Quando torna Jannik Sinner? I tornei da cui ripartire (dove manca da 2 anni)
Un piccolo passaggio a vuoto da archiviare senza drammi. Dopo due anni straordinari nel massimo circuito internazionale, Jannik Sinner sta attraversando una fase di fisiologica difficoltà. La sconfitta nei quarti di finale dell’ATP 500 di Doha contro il ceco Jakub Mensik non era preventivata e, arrivando a breve distanza dal ko in semifinale agli Australian Open contro Novak Djokovic, ha inevitabilmente alimentato dubbi e interrogativi sul rendimento del tennista pusterese.

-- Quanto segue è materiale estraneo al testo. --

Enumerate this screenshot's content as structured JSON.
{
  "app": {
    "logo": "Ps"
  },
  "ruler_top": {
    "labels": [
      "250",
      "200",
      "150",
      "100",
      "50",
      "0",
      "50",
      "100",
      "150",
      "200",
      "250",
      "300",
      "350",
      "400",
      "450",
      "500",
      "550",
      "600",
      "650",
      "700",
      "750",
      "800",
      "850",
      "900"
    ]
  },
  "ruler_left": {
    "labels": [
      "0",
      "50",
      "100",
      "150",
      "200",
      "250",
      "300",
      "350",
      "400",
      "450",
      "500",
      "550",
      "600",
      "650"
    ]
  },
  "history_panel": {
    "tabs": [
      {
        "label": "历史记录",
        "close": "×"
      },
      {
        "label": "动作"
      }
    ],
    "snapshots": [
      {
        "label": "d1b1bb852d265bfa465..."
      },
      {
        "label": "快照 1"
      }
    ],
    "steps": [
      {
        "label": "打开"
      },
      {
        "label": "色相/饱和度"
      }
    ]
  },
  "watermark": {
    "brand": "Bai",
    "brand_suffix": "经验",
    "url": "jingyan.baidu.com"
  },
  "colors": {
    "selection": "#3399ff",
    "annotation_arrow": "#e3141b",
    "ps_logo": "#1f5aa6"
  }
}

Il numero due del ranking, tuttavia, non sembra particolarmente allarmato. La consapevolezza è quella di chi sa che i momenti di flessione fanno parte del percorso e che il lavoro, prima o poi, presenta sempre il conto. Anche perché all’orizzonte si profilano due appuntamenti di enorme peso tecnico e simbolico.
Il riferimento è ai Masters 1000 di Indian Wells Masters e Miami Open, in programma rispettivamente dal 4 al 15 marzo e dal 18 al 29 dello stesso mese. Tornei ai quali Sinner non aveva potuto partecipare lo scorso anno a causa della sospensione legata alla vicenda Clostebol: la positività alla sostanza emersa proprio a Indian Wells nel 2024 aveva segnato l’inizio di un periodo complicato, conclusosi circa un anno fa con l’accordo raggiunto con la WADA, che comportò tre mesi di stop.
Le motivazioni, dunque, non mancano. Nel deserto californiano l’altoatesino non è mai riuscito a imporsi e l’obiettivo è quello di lasciare finalmente il segno in uno dei feudi storicamente più favorevoli al grande rivale Carlos Alcaraz. Allo stesso tempo, c’è la volontà di ripetersi in Florida, dove due anni fa arrivò il successo nell’atto conclusivo contro il bulgaro Grigor Dimitrov. Due tornei chiave per ritrovare certezze, continuità e, magari, per spegnere anche qualche critica affrettata.